Viewers, he explains, want their heroes to show human emotions.
"Look at Infinity War. Look at all the Marvel stuff, which is blowing up like crazy," he says. "The reason Marvel works is because all of those characters, Iron Man and Spider-Man, are flawed. They're human. They have issues they're dealing with."
That's true, even when the heroes are ordinary people rather than god-like beings with radioactive blood, robotic suits or Asgardian genes.
"It's a great genre, the espionage genre," Hemingson says. "We've seen Bond, we've seen Bourne - the icy superhuman. But having your heroes be both incredibly strong and incredibly vulnerable - we could not have a better time for that."
The series, he says, offers "tremendous excitement, romance, intrigue, betrayal, unexpected alliances, gunplay, romance and whiskey."
Hemingson pauses for a moment when it's pointed out he said "romance" twice.
"Yeah, man," he says. "That was an accident. But use that. Double the romance."

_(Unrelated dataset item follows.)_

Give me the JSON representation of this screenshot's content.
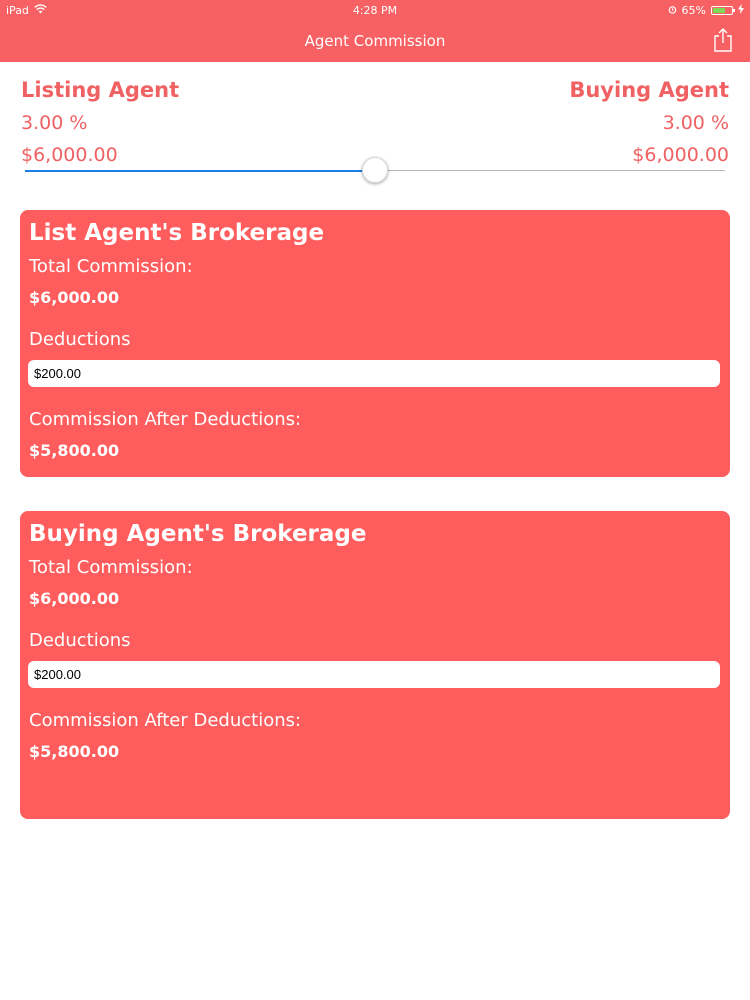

Hemingson, who was an attorney before becoming a writer, says he dabbled with the idea of acting "but I wasn't good enough" to work in front of the cameras. "But I've always loved writing," he says. "I think I found the career I was meant for."
Comedy in particular speaks to him, he says.
"Comedy is about making sense of the universe, making sense of life," he says. "It's a good way of seeing the world, because there's a lot of absurdity."
There are some great comedies on TV these days, he says, but there are even more phenomenal dramas. Whiskey Cavalier, he says, crosses boundaries in a way he believes to be rare.
When the series first airs - a special sneak preview is scheduled after the Oscars on Feb. 24 - Hemingson says he'll be on pins and needles until he knows what its reception will be.
"Are you kidding me? Yeah, man. The jitters is putting it mildly," he says. "There are other euphemisms that I could use that would put it less politely.
"But I love these characters. I want to protect them. I want them to do well," he adds. "This is a show about two people, Will and Frankie, who couldn't be more different, but are fated to be together. Watching that chemistry grow and flourish, and taking the audience all over the world with them, is going to be thrilling. I hope people enjoy it."